Roach compensate for great expectations of carp and tench at Jeanes Pond
Following a day baking in the sunshine, while filling my keep net with carp and roach last week, I invited a friend to join me this week for a bit of social fishing at Braybrook’s Jeanes pond, now that the weather and fishing had improved. Meeting the bailiff in the car park, he spoke of big roach and tench being caught at the weekend, so we were keen to get going, despite heavy rain overnight and a frost that morning. Setting up in adjacent pegs gave us a chance to catch up on our news and to discuss tactics, John using a 5 metre elasticated whip, with a waggler rig to fish a variety of hook baits, red worm, sweet corn and maggots over a bed of hempseed. I would start at 3 metres on the pole with bread punch, having put in two palm sized balls of heavy ground bait to bypass the small rudd. As with last week, the feed mix of liquidised bread, ground hemp and pellets was liberally sprinkled with strawberry flavouring.
There was an immediate difference from last week, when the bottom of the pond fizzed with fish feeding on my ground bait, today nothing. Oh dear, it was going to be hard.
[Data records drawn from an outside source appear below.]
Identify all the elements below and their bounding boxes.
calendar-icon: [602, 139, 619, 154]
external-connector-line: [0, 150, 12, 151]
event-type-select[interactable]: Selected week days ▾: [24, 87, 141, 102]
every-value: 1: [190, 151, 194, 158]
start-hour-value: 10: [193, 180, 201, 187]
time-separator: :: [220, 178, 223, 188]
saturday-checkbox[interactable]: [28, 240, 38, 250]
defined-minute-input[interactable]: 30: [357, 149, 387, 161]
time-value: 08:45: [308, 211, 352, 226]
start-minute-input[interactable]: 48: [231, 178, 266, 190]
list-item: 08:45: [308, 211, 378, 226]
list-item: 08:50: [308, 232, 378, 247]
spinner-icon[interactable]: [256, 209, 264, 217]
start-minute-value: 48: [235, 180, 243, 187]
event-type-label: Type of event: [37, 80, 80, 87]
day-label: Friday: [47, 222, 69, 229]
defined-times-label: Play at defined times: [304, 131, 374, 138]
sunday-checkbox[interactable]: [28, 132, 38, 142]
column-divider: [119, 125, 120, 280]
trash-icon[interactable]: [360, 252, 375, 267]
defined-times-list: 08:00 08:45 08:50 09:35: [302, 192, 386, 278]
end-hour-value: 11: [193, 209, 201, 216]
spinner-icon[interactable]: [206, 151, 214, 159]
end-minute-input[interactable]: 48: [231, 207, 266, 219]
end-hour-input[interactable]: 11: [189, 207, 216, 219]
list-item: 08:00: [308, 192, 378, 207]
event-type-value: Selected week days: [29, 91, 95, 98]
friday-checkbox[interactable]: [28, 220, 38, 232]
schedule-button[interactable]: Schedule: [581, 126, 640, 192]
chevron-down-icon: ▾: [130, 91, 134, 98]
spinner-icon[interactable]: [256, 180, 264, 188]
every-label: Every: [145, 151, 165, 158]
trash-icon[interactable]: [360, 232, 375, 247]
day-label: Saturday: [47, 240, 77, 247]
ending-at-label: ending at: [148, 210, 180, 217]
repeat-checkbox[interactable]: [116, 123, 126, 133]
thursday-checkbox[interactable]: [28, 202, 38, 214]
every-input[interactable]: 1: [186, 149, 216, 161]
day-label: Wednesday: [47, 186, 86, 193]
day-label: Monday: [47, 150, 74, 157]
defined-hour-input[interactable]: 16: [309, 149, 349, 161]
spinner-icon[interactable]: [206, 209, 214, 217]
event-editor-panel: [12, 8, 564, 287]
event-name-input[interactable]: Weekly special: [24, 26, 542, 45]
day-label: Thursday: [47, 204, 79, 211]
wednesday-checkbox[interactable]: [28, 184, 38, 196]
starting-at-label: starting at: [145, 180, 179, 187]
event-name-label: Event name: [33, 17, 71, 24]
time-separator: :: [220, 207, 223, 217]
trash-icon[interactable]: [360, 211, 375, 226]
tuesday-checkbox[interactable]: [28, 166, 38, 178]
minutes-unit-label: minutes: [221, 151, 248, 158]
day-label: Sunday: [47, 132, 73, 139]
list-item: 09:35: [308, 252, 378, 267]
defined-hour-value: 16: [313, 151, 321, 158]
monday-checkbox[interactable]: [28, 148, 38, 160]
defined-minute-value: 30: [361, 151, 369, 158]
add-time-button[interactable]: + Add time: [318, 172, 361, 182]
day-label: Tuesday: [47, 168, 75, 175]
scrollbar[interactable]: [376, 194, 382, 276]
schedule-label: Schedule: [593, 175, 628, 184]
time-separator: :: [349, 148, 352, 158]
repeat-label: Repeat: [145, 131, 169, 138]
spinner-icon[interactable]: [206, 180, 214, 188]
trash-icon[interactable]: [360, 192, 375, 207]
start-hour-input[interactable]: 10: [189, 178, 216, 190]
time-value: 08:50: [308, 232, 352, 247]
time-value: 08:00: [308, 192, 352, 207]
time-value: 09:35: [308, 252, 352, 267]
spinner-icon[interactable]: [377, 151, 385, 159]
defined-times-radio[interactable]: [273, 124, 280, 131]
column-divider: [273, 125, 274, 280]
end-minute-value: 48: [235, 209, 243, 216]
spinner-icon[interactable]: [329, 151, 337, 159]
With my float rig over the feed, a ring radiated from the antenna. A bite. The float indications of interest progressed to a slow sink and I lifted into a three ounce roach. Wow, this fish was cold, the water temp must be really low? The hook was just in the skin of the lip. They were just sucking at the bait.
The sun was shining on our arrival, but clouds soon blew a cold north wind in our faces. At least I was getting fish in my net, while John was suffering with sucked maggots. I decided to not put any more feed in as the roach were obliging, still fussy bites, but they were coming in at a steady rate.
All much of a muchness, these roach were hard fighters, taking a 6 mm punch of bread on a size 16 hook.
John was ringing the changes on his bait, taking a nice rudd on worm, along with a small perch, but most of his fish came to double maggot.
We had at least expected a tench, or two, but by 1 pm our enthusiasm had evaporated, having expected better things before the Braybrook season ends this weekend on the May bank holiday. Looking forward, the enforced one month close season on this pond will soon be over and I will be hoping for better fishing on June 1st.
Two hours was enough time to accumulate two dozen roach.